A month after the 34-day war against Shiite militia Hezbollah ended, nothing has halted the flood of criticism against the military and political leadership over their handling of a deadly conflict that failed to achieve its main aims.

Two days after Israel's northern army commander resigned, it emerged that embattled army chief Dan Halutz disciplined the head of an armoured brigade for criticising a superior in front of his subordinates during the war.

Colonel Amnon Eshel, head of the seventh brigade, reportedly complained that his immediate boss, General Gal Hirsh, was completely cut off from realities on the ground as his badly-prepared men battled to counter Hezbollah rockets.

“Halutz severely reprimanded Eshel for disrespecting the military hierarchy and suspended him from promotion for two years,” an army said.

The latest incident, revealed two days after General Udi Adam resigned, underscored the level of disarray in the military.

The war left 162 Israelis dead and failed to achieve either main objectives of retrieving two soldiers captured by Hezbollah in a raid on July 12 or halting the guerrillas' barrage of more than 4,000 rocket attacks on the north.

Israel has also weathered heavy criticism abroad for its devastating use of force in Lebanon, where more than 1,200 people were killed and thousands of homes and infrastructure targets were bombed.

Adam's departure as the first official to step down has done little to quell discontent amid calls for further heads to roll calls such as for Prime Minister Ehud Olmert, Halutz and Defence Minister Amir Peretz to go.

In an interview published on Friday, former chief of staff Moshe Yaalon urged them to step down, charging that the entire conflict was misconceived and mismanaged from start to finish.   

"Going to war was scandalous and he is directly responsible for that.
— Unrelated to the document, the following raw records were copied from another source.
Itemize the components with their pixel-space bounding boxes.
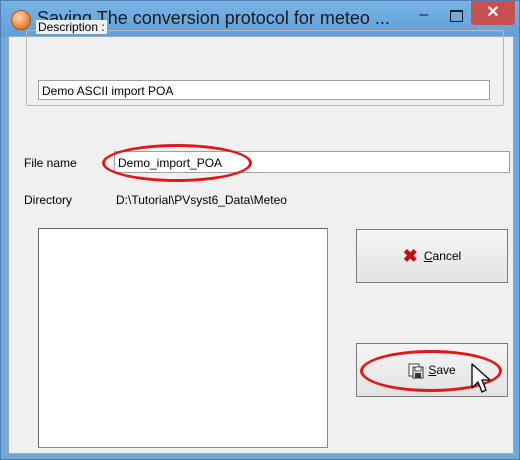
description-input[interactable]: Demo ASCII import POA — [38, 80, 490, 100]
app-icon — [11, 10, 31, 30]
maximize-button[interactable] — [443, 3, 469, 29]
file-name-highlight-oval — [102, 144, 252, 182]
maximize-icon — [449, 10, 463, 22]
cancel-x-icon: ✖ — [402, 246, 418, 266]
file-list[interactable] — [38, 228, 328, 448]
close-button[interactable]: ✕ — [471, 1, 515, 25]
cancel-label: Cancel — [423, 249, 462, 263]
minimize-button[interactable]: – — [411, 3, 437, 29]
directory-label: Directory — [24, 193, 73, 207]
description-legend: Description : — [36, 20, 107, 34]
cancel-button[interactable]: ✖ Cancel — [356, 229, 508, 283]
mouse-cursor-icon — [471, 363, 491, 393]
file-name-label: File name — [24, 156, 77, 170]
directory-path: D:\Tutorial\PVsyst6_Data\Meteo — [116, 193, 287, 207]
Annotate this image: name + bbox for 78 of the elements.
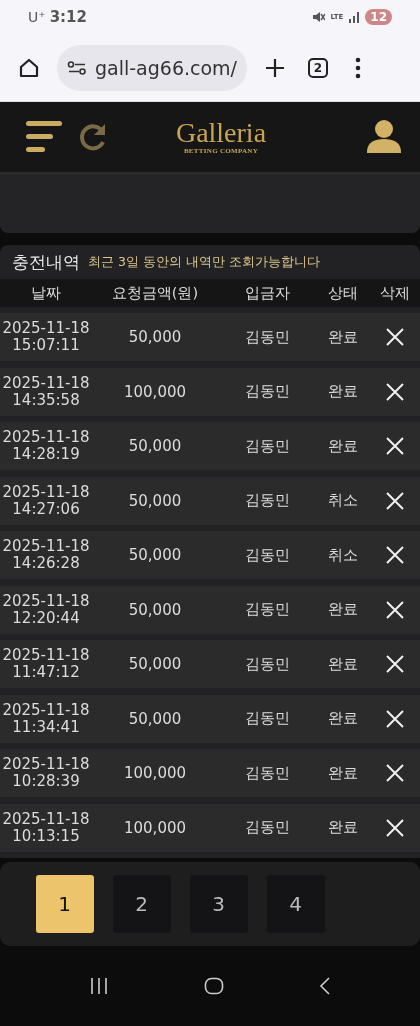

The management of the war was a failure and he is responsible for that," Yaalon was quoted as saying in the Haaretz daily when asked if Olmert had to resign.

"The final operation was particularly problematic and he was directly involved in that. He was warned and he did not heed the warnings. Therefore he must resign," Yaalon said.

"Halutz created lack of clarity that rattled the forces in the field, caused a loss of trust and generated chaos," he added.

On Sunday, cabinet ministers are expected to approve a five-man government commission into the war, chaired by retired judge Eliyahu Winograd and made up of two university professors and two retired major generals. 

"It is high time that a commission of inquiry gets underway," Foreign Minister Tzipi Livni told army radio from Washington.

The committee is to examine how the government and defence establishment dealt with the Hezbollah threat in the years before the war as well as during the conflict from July 12 to August 14.

But its powers fall short of a state commission, Israel's most authoritative inquiry that could order police searches. 

Last week, up to 30,000 Israelis in Tel Aviv called for a state commission, but Olmert has said such an inquiry would completely paralyse the leadership at a time of serious threat, including from arch-foe Iran.

An interim report drawn up by a parliamentary sub-committee has accused the government and homefront command of serious failures in everything related to the care and protection of civilians in the north.